80% of Canada's population lives within 200 miles of the border with the USA - Toronto is almost on the border, and Vancouver and Montreal are within 30 miles of it.
All major Canadian cities and the great majority of its population live at a more southerly latitude than anywhere in the UK. Montreal is on the same latitude as Paris. Shortness of winter days is not really an issue.
PEI is the bit of Canada you fly over just after you leave Maine in the USA, when flying from Boston or New York to the UK. It looks almost deserted from the sky, apart from huge wheat fields.
My tuppence worth, how do you get a light with enough battery to last a long ride with enough output to make it better than pointless in daylight.

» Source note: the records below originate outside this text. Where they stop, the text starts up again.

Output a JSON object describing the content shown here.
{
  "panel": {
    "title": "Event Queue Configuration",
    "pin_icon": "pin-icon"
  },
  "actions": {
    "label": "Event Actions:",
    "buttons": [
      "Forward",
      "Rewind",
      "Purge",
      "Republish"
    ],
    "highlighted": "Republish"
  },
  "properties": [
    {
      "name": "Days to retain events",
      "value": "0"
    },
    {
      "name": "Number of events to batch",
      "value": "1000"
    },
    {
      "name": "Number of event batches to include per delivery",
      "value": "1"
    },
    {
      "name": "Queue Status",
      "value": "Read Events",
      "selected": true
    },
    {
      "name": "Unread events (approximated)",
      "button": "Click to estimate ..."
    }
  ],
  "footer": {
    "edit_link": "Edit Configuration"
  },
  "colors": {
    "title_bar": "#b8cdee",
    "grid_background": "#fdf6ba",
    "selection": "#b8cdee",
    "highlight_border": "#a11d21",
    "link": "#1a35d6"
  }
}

re What fields in PEI...Potato fields more likely
Shortness of winter days isn't really the issue. Temperature and snow depth, in most places other than Vancouver, certainly are. I live in Ottawa, a city with a fair number of keen cyclists and reasonably good infrastructure for them (although some wouldn't agree with that characterization). The level of cycling enthusiasm drops off pretty rapidly when it gets to -20c. Although I am seeing more and more fat bikes used as commuters they are clearly the exception.
Prince Edward Island is one of the more northerly parts of Canada that is actually populated. It's not very big, and it's capital is at 46° North.

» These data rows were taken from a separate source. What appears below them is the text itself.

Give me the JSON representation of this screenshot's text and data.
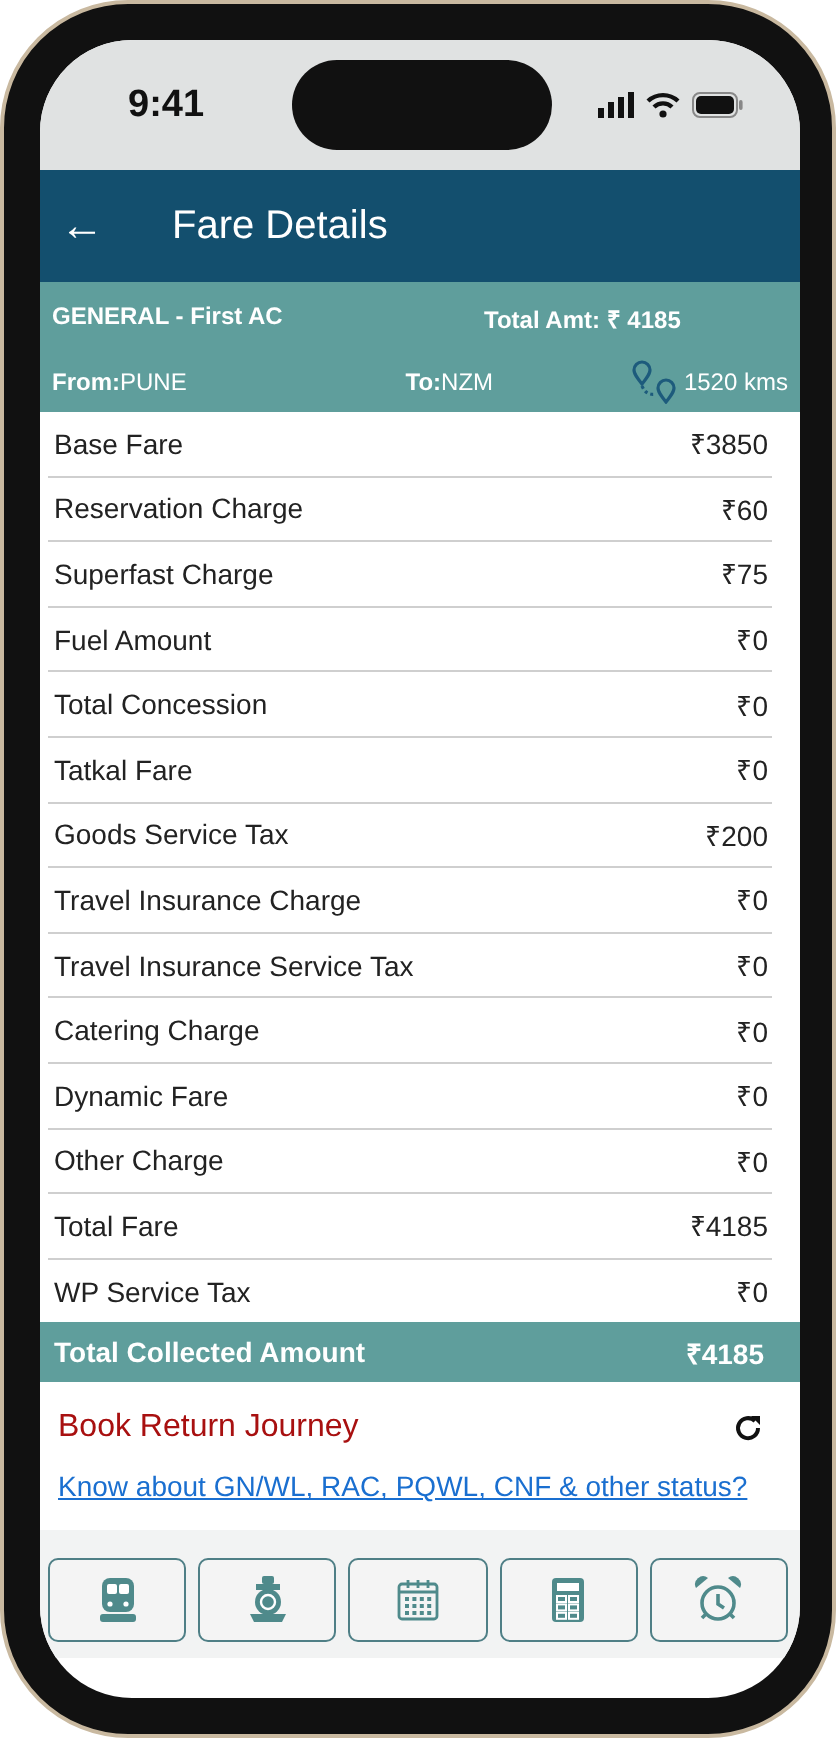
{
  "status_bar": {
    "time": "9:41"
  },
  "header": {
    "back_icon": "←",
    "title": "Fare Details"
  },
  "summary": {
    "class_label": "GENERAL - First AC",
    "total_label": "Total Amt:",
    "total_value": "₹ 4185",
    "from_label": "From:",
    "from_value": "PUNE",
    "to_label": "To:",
    "to_value": "NZM",
    "distance": "1520 kms"
  },
  "fare_rows": [
    {
      "label": "Base Fare",
      "value": "₹3850"
    },
    {
      "label": "Reservation Charge",
      "value": "₹60"
    },
    {
      "label": "Superfast Charge",
      "value": "₹75"
    },
    {
      "label": "Fuel Amount",
      "value": "₹0"
    },
    {
      "label": "Total Concession",
      "value": "₹0"
    },
    {
      "label": "Tatkal Fare",
      "value": "₹0"
    },
    {
      "label": "Goods Service Tax",
      "value": "₹200"
    },
    {
      "label": "Travel Insurance Charge",
      "value": "₹0"
    },
    {
      "label": "Travel Insurance Service Tax",
      "value": "₹0"
    },
    {
      "label": "Catering Charge",
      "value": "₹0"
    },
    {
      "label": "Dynamic Fare",
      "value": "₹0"
    },
    {
      "label": "Other Charge",
      "value": "₹0"
    },
    {
      "label": "Total Fare",
      "value": "₹4185"
    },
    {
      "label": "WP Service Tax",
      "value": "₹0"
    }
  ],
  "total_collected": {
    "label": "Total Collected Amount",
    "value": "₹4185"
  },
  "return_journey": {
    "label": "Book Return Journey"
  },
  "status_link": "Know about GN/WL, RAC, PQWL, CNF & other status?",
  "bottom_bar": [
    {
      "kind": "train"
    },
    {
      "kind": "engine"
    },
    {
      "kind": "calendar"
    },
    {
      "kind": "calculator"
    },
    {
      "kind": "alarm"
    }
  ]
}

Lizard Point, the most southerly part of the island of Great Britain, is at 49.959° North
Re: PEI being one of the more northerly, populated parts of Canada...Uhhh. no, it's neither. Best look at a map. There is an awful lot of Canada north of PEI, and quite a bit of that is populated, particularly when you look at the Western Provinces. In fact the only bits that aren't are Nova Scotia and southern Ontario. (I realize "populated" is a relative term...we do have a lot of empty space.)

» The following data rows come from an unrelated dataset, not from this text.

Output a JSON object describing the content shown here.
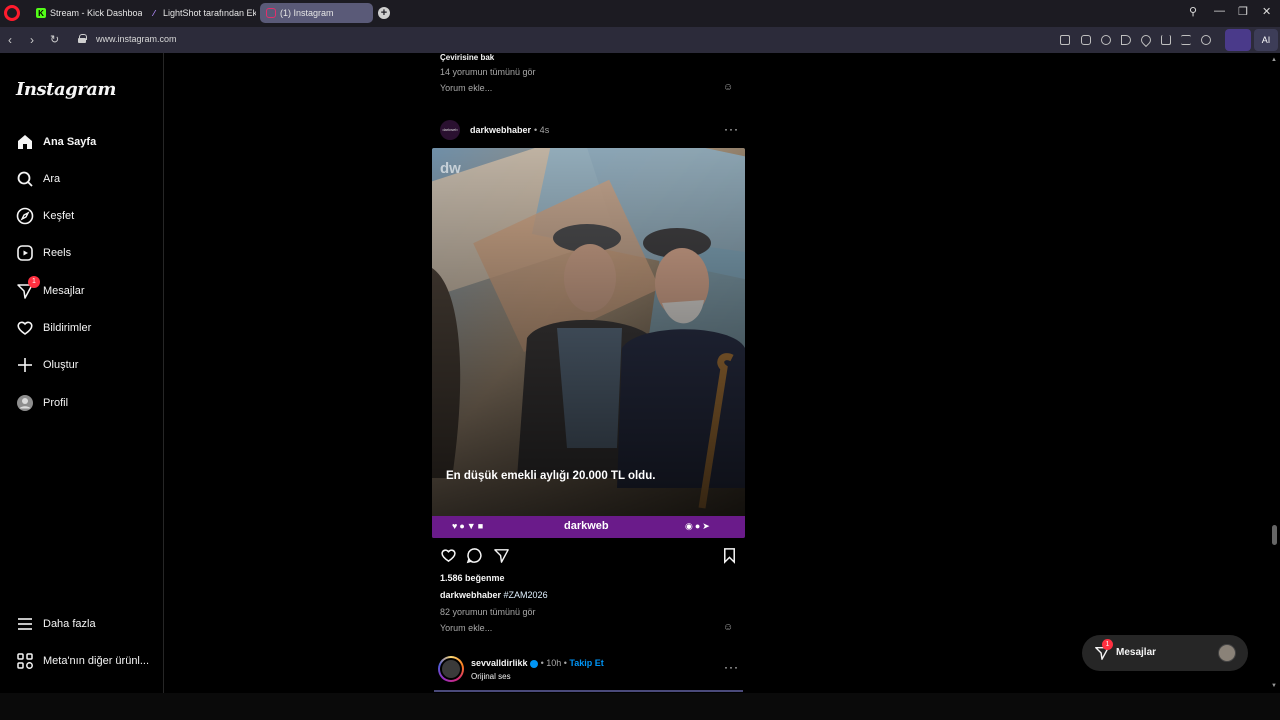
{
  "browser": {
    "tabs": [
      {
        "label": "Stream - Kick Dashboard",
        "icon": "kick-icon",
        "color": "#53fc18"
      },
      {
        "label": "LightShot tarafından Ekran",
        "icon": "lightshot-icon",
        "color": "#b48cff"
      },
      {
        "label": "(1) Instagram",
        "icon": "instagram-icon",
        "color": "#e1306c"
      }
    ],
    "url": "www.instagram.com",
    "ai_label": "AI"
  },
  "sidebar": {
    "logo": "Instagram",
    "items": [
      {
        "label": "Ana Sayfa",
        "icon": "home-icon"
      },
      {
        "label": "Ara",
        "icon": "search-icon"
      },
      {
        "label": "Keşfet",
        "icon": "compass-icon"
      },
      {
        "label": "Reels",
        "icon": "reels-icon"
      },
      {
        "label": "Mesajlar",
        "icon": "messenger-icon",
        "badge": "1"
      },
      {
        "label": "Bildirimler",
        "icon": "heart-icon"
      },
      {
        "label": "Oluştur",
        "icon": "plus-icon"
      },
      {
        "label": "Profil",
        "icon": "profile-icon"
      }
    ],
    "more_label": "Daha fazla",
    "meta_label": "Meta'nın diğer ürünl..."
  },
  "feed": {
    "prev_post": {
      "translate": "Çevirisine bak",
      "comments_link": "14 yorumun tümünü gör",
      "add_comment": "Yorum ekle..."
    },
    "post": {
      "username": "darkwebhaber",
      "time": "• 4s",
      "avatar_text": "darkweb",
      "image_watermark": "dw",
      "image_caption": "En düşük emekli aylığı 20.000 TL oldu.",
      "image_brand": "darkweb",
      "likes": "1.586 beğenme",
      "caption_user": "darkwebhaber",
      "caption_tag": "#ZAM2026",
      "comments_link": "82 yorumun tümünü gör",
      "add_comment": "Yorum ekle..."
    },
    "next_post": {
      "username": "sevvalldirlikk",
      "time": "• 10h •",
      "follow": "Takip Et",
      "audio": "Orijinal ses"
    }
  },
  "messages_float": {
    "label": "Mesajlar",
    "badge": "1"
  },
  "colors": {
    "accent": "#0095f6",
    "purple_band": "#6a1b8a",
    "badge": "#ff3040"
  }
}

It's also worth noting that the entire province of PEI has a population of about 140,000, although this goes up quite a bit in summer when you count tourists.
The population density of Canada is 1/50th of the UK, and 1/100th that of England.
To a first approximation nobody lives there! Its mostly moose.
So plenty of room for dedicated cycle infrastructure, I'd say!
[I may be overlooking some other practical considerations, granted]
In Austria, daytime lights for cars became compulsory in 2005 but the law was withdrawn again at the end of 2007 when incident numbers didn't go down but instead rose further. So even for cars the effect is a bit dubious.
In any case, bicycles are not cars. The main argument for car daytime lights (at least in Austria) was the danger of overtaking on country roads (we used to say all Austrians think they're Niki Lauda!). When you drove at the speed limit of 100kph, you'd get people overtaking at 120kph, and if oncoming cars also do well above 120kph, they approach each other at about 100 metres per second (!). So you have to see a car at least from about 1 kilometres distance to attempt an overtake; and this is on country roads through forests and mountains with varying light conditions! It's much worse for motorbikes, as they travel at the same speed but are even more difficult to see.
But bicycles rarely travel at 120kph, and they also don't take up the full width of the lane, so there is much less risk of a head-on-collision during an overtake. So the scenario for which bright front lights are suggested just isn't the same for bicycles as for cars.
As far as I know, the law in Austria was repealed because there was an element of risk compensation. With lights, people thought they can see all cars from far away and attempted more risky overtakes in dodgy conditions.
It's not part of Canada...it's the entire country. All vehicles built after December 1, 1989 have daytime running lights (front only) that come on when you start the car. A decade before that I was earning a Military Driver's Licence as a Canadian reservist. We were required to have lights on at all times as their studies showed that it reduced the risk of collision significantly. That had been a rule in the Canadian armed forces long before I got involved.